When the Turkish President Recep Tayyip Erdogan was interviewed in Rome early this week, he refused anything less then a full membership of the European Union. Although this is not the first time either Erdogan or his government’s officials are vociferously rejected a form of privileged partnership with the EU, I believe this is probably the right time for Turks to seriously consider a partnership with the EU, provided the offer still holds.

There are two good reasons for this.

Currently Turkey’s accession negotiations with the EU are on hold or it has been in hold for a while. Most people have lost track of what negotiation Chapter is currently open, if any, and which is closed/closed without completion and for what reason. While the EU’s migration deal of 2015 with Turkey was expected to re-energise the relationship between Turkey and the EU, it rather did not change much in the nature of this ever so complicated relationship. However it has been successful in helping the EU member states in stemming the flow of migrants reaching Europe from Sea. Additionally when the EU required the Turkish authorities to make certain changes in its Counter-Terrorism Law so that the EU could introduce visa free travel for Turkish citizens, something the EU promised Turks before approving the Migration deal, the Turkish government is resisting to take those steps.

As a result there is not a constructive or a friendly dialogue between the EU and Turkey that would, as one hoped, re-energise the relationship in some form. I believe if the Turkish government could agree to begin to talks about a Partnership with the EU, this ever slow progressing and complicated relationship could be given another shot.

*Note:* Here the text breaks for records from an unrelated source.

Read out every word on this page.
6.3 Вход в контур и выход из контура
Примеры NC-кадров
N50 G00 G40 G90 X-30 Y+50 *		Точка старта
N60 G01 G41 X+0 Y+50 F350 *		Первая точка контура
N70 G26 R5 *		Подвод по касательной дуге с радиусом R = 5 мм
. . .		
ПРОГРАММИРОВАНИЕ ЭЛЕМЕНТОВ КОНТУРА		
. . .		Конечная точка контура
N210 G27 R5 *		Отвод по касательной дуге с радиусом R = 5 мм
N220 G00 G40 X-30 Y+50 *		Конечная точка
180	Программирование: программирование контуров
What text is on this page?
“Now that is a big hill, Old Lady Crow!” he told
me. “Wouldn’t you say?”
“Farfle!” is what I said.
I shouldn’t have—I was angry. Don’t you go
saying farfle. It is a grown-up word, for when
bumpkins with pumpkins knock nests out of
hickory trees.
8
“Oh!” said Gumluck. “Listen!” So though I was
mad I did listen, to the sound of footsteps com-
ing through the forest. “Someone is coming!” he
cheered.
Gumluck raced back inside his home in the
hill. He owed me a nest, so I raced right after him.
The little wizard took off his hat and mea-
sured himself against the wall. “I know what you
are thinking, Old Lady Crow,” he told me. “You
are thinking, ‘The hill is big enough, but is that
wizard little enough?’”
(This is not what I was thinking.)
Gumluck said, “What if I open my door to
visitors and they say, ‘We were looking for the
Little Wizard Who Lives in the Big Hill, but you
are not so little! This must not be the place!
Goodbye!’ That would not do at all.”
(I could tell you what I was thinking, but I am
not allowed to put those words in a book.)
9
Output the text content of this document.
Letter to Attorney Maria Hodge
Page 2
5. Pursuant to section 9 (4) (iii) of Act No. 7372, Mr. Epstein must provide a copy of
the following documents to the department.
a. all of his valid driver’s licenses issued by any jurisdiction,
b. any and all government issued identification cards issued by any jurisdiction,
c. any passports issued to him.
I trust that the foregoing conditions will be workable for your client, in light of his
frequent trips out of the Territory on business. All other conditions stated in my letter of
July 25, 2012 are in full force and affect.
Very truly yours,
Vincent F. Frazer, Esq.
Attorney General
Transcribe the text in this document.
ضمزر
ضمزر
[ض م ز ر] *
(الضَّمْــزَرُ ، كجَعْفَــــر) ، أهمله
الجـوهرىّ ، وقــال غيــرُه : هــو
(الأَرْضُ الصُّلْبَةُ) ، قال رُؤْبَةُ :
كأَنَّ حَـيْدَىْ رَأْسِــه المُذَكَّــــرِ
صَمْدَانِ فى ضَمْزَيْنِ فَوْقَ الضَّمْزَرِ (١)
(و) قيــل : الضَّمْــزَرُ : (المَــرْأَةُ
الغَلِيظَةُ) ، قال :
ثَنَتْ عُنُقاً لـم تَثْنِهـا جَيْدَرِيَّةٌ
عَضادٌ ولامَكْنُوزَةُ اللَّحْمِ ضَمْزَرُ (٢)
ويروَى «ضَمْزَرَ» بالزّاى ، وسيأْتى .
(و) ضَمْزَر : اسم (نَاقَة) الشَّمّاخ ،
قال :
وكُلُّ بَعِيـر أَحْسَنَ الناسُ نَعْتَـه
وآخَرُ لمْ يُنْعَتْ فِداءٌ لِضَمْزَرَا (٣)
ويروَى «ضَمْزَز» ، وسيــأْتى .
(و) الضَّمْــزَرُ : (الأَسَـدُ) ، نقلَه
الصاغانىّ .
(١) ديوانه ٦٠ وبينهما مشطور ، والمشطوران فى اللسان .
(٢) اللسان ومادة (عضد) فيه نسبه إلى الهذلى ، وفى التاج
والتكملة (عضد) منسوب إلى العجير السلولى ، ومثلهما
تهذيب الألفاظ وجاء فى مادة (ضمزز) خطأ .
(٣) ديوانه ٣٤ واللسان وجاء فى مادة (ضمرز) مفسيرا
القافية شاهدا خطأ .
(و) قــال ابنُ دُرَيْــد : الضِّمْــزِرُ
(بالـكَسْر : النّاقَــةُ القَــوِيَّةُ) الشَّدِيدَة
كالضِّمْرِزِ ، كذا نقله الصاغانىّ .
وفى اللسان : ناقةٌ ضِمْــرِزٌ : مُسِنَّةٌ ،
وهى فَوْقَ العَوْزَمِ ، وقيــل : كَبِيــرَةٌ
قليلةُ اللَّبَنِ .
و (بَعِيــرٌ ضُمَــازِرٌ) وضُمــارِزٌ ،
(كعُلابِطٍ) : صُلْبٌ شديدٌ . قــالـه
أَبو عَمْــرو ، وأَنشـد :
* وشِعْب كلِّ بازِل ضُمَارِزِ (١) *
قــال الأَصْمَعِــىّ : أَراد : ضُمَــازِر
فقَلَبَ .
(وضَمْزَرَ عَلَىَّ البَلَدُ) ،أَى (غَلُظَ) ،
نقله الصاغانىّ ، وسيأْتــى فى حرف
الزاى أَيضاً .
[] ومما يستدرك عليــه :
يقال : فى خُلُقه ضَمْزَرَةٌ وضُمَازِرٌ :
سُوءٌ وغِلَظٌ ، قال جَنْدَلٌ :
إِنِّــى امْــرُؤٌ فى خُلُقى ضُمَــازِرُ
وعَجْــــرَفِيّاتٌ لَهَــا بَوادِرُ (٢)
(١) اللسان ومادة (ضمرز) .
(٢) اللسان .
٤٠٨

Furthermore Turkey’s Syrian policy choices have ended up isolating her from the West and the United States of America at the international stage. Not acting in line with neither the EU member states nor with the Americans, it has been questioned whether Turkish government under Erdogan is cozying up to Russia. By seriously considering the option of privileged partnership, the Turkish government could show to the West that it still wants to be part of Europe or the EU. This does not however mean that the Turks would have to give up on full membership forever. Surely if a member state like the United Kingdom can exit the EU, and then hope to form a deep partnership with the EU, Turkey as a privileged partner of the EU could in the future ask to join the EU as a full member.